La declaración de Donald Trump de que “las guerras comerciales son buenas y fáciles de ganar” seguramente pasará a los libros de historia como una expresión clásica, pero no en el buen sentido. Más bien, estará junto a la predicción de Dick Cheney, en la víspera de la Guerra de Irak, de que, “de hecho, seremos bienvenidos como libertadores”. Es decir, se usará para ejemplificar la arrogancia y la ignorancia que tan a menudo motivan las decisiones importantes sobre políticas.
La realidad es que Trump no está ganando sus guerras comerciales. Es cierto, sus aranceles han dañado a China y a otras economías extranjeras, pero también han dañado a Estados Unidos. Los economistas del Banco de la Reserva Federal de Nueva York calculan que el hogar promedio acabará pagando más de mil dólares al año en precios más elevados.

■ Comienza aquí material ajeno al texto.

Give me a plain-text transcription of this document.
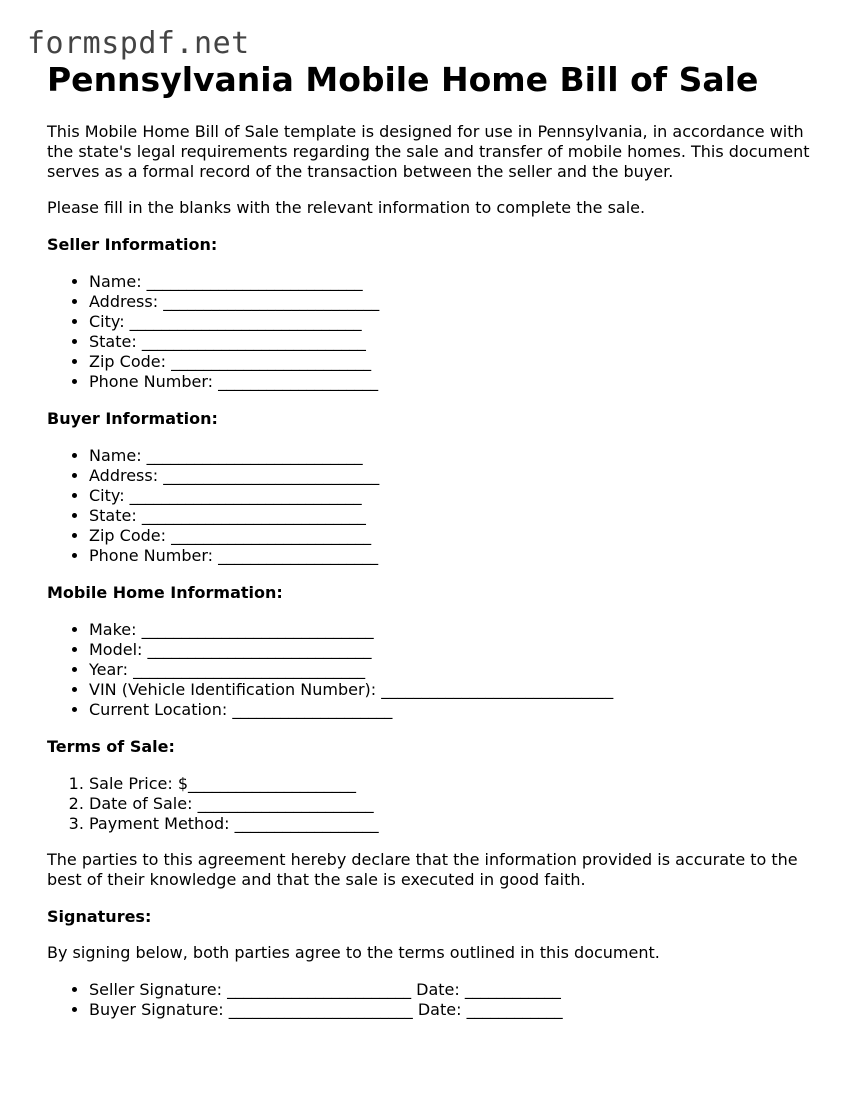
formspdf.net
Pennsylvania Mobile Home Bill of Sale

This Mobile Home Bill of Sale template is designed for use in Pennsylvania, in accordance with the state's legal requirements regarding the sale and transfer of mobile homes. This document serves as a formal record of the transaction between the seller and the buyer.

Please fill in the blanks with the relevant information to complete the sale.

Seller Information:
• Name: ___________________________
• Address: ___________________________
• City: _____________________________
• State: ____________________________
• Zip Code: _________________________
• Phone Number: ____________________
Buyer Information:
• Name: ___________________________
• Address: ___________________________
• City: _____________________________
• State: ____________________________
• Zip Code: _________________________
• Phone Number: ____________________
Mobile Home Information:
• Make: _____________________________
• Model: ____________________________
• Year: _____________________________
• VIN (Vehicle Identification Number): _____________________________
• Current Location: ____________________
Terms of Sale:
1. Sale Price: $_____________________
2. Date of Sale: ______________________
3. Payment Method: __________________

The parties to this agreement hereby declare that the information provided is accurate to the best of their knowledge and that the sale is executed in good faith.

Signatures:

By signing below, both parties agree to the terms outlined in this document.

• Seller Signature: _______________________ Date: ____________
• Buyer Signature: _______________________ Date: ____________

Además, no hay ningún indicio de que los aranceles estén logrando la supuesta meta de Trump, que es presionar a los demás países para que hagan cambios significativos en sus políticas.
Después de todo, ¿qué es una guerra comercial? Ni los economistas ni los historiadores usan el término para situaciones en las cuales un país impone aranceles por motivos políticos nacionales, como Estados Unidos hizo de manera rutinaria hasta la década de 1930. No, solo es una “guerra comercial” si la meta de los aranceles es la coerción: imponer dolor a otros países para obligarlos a cambiar sus políticas a nuestro favor.
Y aunque el dolor es real, la coerción sencillamente no está funcionando.
Todos los aranceles que Trump impuso a Canadá y México en su intento por forzar la renegociación del Tratado de Libre Comercio de América del Norte (TCLAN) condujeron a un nuevo acuerdo tan similar al anterior que se necesita una lupa para ver las diferencias (y esta nueva versión tal vez ni siquiera logre ser aprobada por el Congreso).
En la reciente cumbre del G20, Trump aceptó hacer una pausa en la guerra comercial con China y aplazar los nuevos aranceles a cambio, hasta donde sabemos, de un discurso conciliatorio vago.